Rare diseases pose significant challenges in diagnosis and treatment due to their low prevalence and heterogeneous clinical presentations. Unstructured clinical notes contain valuable information for identifying rare diseases, but manual curation is time-consuming and prone to subjectivity. This study aims to develop a hybrid approach combining dictionary-based natural language processing (NLP) tools with large language models (LLMs) to improve rare disease identification from unstructured clinical reports. We propose a novel hybrid framework that integrates the Orphanet Rare Disease Ontology (ORDO) and the Unified Medical Language System (UMLS) to create a comprehensive rare disease vocabulary. SemEHR, a dictionary-based NLP tool, is employed to extract rare disease mentions from clinical notes. To refine the results and improve accuracy, we leverage various LLMs, including LLaMA3, Phi3-mini, and domain-specific models like OpenBioLLM and BioMistral. Different prompting strategies, such as zero-shot, few-shot, and knowledge-augmented generation, are explored to optimize the LLMs' performance. The proposed hybrid approach demonstrates superior performance compared to traditional NLP systems and standalone LLMs. LLaMA3 and Phi3-mini achieve the highest F1 scores in rare disease identification. Few-shot prompting with 1-3 examples yields the best results, while knowledge-augmented generation shows limited improvement.

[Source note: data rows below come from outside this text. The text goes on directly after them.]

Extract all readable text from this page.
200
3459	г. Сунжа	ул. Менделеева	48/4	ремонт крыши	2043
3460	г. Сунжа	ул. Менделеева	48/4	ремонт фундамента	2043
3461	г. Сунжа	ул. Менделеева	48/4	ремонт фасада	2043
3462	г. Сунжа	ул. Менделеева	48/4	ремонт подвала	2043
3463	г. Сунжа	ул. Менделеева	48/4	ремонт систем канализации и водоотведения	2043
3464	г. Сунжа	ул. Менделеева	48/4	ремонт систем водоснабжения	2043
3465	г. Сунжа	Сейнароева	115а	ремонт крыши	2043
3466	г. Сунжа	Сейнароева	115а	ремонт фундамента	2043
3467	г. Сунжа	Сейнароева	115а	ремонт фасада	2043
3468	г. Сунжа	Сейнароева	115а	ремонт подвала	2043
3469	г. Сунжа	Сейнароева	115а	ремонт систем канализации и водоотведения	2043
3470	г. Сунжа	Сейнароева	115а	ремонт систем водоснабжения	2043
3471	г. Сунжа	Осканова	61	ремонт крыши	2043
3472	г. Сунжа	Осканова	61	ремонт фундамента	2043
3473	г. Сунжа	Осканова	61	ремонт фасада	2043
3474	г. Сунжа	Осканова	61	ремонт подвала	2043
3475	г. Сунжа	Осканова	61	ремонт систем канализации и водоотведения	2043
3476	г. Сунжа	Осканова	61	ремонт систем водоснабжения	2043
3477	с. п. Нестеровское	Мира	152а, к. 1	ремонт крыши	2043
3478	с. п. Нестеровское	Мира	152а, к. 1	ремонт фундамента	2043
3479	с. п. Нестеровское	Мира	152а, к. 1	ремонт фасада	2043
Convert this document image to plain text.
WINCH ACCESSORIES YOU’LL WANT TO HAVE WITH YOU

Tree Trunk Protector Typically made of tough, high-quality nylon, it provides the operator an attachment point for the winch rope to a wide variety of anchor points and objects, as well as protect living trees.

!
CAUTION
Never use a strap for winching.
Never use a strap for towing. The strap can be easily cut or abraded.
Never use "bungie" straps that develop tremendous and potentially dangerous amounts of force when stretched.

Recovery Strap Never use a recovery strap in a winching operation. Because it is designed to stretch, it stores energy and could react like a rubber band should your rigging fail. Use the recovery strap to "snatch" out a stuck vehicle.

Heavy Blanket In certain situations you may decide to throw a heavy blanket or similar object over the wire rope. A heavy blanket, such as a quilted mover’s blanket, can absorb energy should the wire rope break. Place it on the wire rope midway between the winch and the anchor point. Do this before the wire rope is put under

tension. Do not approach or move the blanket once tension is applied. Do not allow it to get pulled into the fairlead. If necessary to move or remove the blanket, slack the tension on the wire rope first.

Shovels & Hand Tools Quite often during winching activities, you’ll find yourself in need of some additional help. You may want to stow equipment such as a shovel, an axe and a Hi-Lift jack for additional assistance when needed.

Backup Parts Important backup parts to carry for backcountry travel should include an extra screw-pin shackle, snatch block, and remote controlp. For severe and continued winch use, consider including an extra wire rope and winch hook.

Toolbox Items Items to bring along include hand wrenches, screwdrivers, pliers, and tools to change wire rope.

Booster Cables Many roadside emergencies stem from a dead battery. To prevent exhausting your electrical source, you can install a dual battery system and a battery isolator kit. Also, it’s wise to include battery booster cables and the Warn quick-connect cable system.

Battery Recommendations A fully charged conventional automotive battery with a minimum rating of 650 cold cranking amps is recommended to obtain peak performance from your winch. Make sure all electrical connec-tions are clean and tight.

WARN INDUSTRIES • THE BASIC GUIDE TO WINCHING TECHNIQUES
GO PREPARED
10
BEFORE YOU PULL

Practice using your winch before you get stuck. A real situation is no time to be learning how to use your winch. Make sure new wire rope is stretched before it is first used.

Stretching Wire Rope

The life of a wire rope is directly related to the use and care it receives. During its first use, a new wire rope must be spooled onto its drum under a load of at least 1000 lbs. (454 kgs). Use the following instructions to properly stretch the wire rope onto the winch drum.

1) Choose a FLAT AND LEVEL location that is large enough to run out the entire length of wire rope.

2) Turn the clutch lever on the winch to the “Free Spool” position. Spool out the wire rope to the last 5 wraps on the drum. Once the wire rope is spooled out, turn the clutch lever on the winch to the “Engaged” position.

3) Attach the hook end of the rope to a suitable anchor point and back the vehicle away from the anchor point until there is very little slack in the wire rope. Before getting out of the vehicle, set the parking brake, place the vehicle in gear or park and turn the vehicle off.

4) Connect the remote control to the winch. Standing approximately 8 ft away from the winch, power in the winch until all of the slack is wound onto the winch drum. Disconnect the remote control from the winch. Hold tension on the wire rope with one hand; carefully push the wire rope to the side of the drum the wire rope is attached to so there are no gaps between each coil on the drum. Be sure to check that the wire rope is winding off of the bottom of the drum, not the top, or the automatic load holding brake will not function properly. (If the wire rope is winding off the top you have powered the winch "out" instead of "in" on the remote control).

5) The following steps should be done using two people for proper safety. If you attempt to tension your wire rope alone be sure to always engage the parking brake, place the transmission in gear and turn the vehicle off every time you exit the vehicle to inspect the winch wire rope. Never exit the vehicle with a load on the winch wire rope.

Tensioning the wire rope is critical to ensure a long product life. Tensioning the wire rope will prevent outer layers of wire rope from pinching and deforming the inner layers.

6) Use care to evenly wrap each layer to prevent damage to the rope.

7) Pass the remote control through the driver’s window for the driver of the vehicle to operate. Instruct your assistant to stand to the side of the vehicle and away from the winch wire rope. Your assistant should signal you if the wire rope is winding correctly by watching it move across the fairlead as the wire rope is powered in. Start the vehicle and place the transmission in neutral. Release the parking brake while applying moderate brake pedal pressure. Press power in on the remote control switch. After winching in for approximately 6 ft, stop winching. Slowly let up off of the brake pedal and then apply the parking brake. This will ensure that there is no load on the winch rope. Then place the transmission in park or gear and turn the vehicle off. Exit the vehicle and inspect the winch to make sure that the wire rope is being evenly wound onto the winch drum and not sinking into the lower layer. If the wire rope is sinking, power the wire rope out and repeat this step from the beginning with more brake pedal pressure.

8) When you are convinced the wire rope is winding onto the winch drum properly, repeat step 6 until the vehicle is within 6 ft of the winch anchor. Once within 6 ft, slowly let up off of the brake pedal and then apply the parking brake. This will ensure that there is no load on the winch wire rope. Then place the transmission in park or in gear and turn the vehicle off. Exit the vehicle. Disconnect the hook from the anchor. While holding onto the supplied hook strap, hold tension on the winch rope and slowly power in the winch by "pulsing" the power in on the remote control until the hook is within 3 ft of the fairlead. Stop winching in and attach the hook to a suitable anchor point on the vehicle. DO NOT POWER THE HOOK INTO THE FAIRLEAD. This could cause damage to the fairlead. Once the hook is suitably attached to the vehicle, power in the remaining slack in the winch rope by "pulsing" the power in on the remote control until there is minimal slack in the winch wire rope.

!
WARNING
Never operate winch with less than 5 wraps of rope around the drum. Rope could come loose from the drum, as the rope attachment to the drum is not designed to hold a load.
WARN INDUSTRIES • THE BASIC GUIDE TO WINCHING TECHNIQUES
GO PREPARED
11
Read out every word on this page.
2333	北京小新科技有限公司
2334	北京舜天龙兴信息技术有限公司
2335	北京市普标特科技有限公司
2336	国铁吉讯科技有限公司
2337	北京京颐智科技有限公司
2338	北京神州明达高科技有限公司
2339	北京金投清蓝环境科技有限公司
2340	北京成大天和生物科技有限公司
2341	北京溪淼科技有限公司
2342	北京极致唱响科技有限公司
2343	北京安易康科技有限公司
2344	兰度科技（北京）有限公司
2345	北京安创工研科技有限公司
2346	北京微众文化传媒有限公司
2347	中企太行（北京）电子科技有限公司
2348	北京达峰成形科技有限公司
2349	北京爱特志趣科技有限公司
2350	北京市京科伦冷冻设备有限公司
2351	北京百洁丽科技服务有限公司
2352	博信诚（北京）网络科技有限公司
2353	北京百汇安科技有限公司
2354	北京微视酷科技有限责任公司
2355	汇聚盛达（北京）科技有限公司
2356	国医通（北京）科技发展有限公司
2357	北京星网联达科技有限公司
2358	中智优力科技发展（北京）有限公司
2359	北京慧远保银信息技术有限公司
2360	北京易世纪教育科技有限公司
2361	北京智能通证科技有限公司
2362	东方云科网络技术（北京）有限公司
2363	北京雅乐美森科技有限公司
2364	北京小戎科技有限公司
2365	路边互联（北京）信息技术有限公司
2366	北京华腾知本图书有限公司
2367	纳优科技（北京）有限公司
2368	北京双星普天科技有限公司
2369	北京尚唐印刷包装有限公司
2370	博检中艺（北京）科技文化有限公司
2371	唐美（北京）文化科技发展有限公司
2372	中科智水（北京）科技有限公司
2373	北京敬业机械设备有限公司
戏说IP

Notably, the approach uncovers a significant number of potential rare disease cases not documented in structured diagnostic records, highlighting its ability to identify previously unrecognized patients. The hybrid approach combining dictionary-based NLP tools with LLMs shows great promise for improving rare disease identification from unstructured clinical reports. By leveraging the strengths of both techniques, the method demonstrates superior performance and the potential to uncover hidden rare disease cases. Further research is needed to address limitations related to ontology mapping and overlapping case identification, and to integrate the approach into clinical practice for early diagnosis and improved patient outcomes.